The Polish company argued that it did not act in bad faith, because before filing the trade mark application, it used services of a patent and trade mark attorney and therefore acted negligently. At the time of registration there was no identical or similar signs to TEFLEX Q mark. Additionally, the brand t-flex does not have distinctive character, because there are tens of thousands of products with the same name in the world.

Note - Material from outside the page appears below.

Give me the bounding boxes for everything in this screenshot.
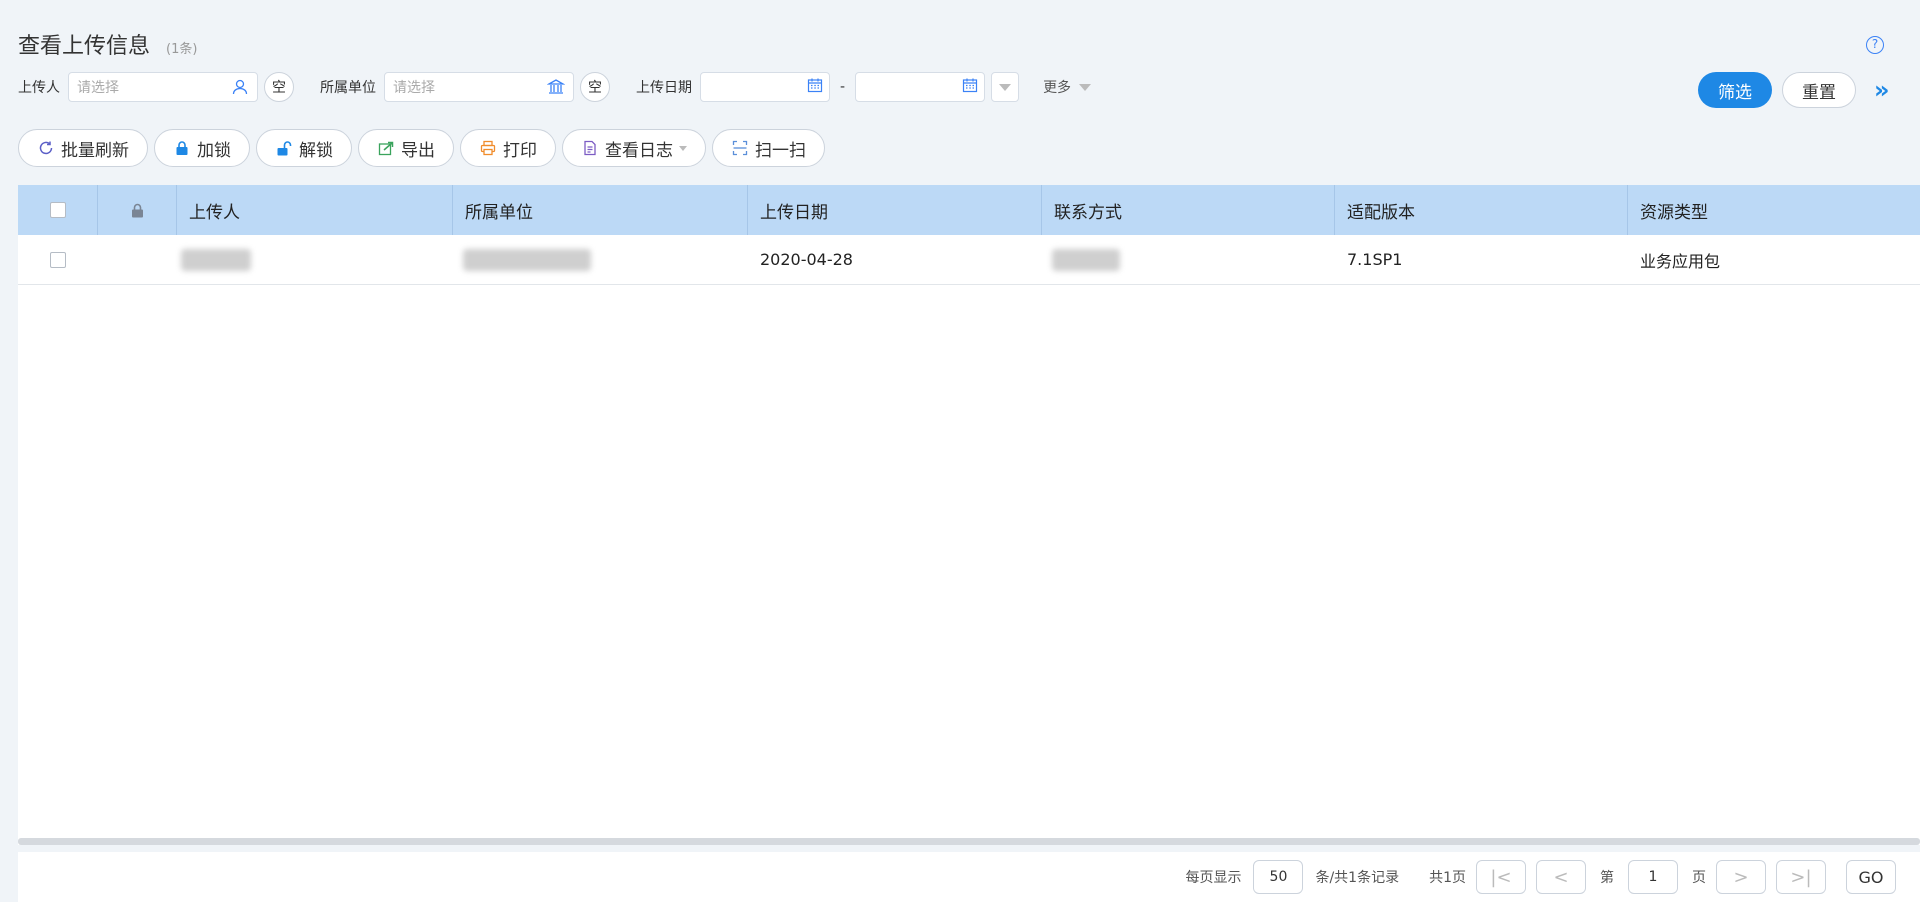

The Polish Patent Office invalidated the right of protection for the trade mark TEFLEX Q R- 211213 because, it found that the characters are very similar. However, PPO did not agree with the argument that the application was made ​in bad faith. According to settled case-law and legal commentators, the mere fact that one party applies for a trade mark similar to a sign used by the other party is not deemed as acting in bad faith. The bad faith must be proved based on other factors than knowledge of market presence of similar brands and signs, such factors include for instance dishonesty in relation to the interests of another entrepreneur. The reputation of the trade mark t-flex was also not proved. The mere statement that the German company had its Polish subsidiary was not sufficient to prove that Eschenbach Optik GmbH was present on the Polish market before the questioned trade mark was applied.

The Voivodeship Administrative Court in its judgment of 17 February 2012 case file VI SA/Wa 1885/11 dismissed it and ruled that the PPO referred precisely and in detail to all facts and evidence of the case. OPTIBLOK filed a cassation complaint.

The Supreme Administrative Court in its judgment of 8 January 2014 case file II GSK 1542/12 dismissed it.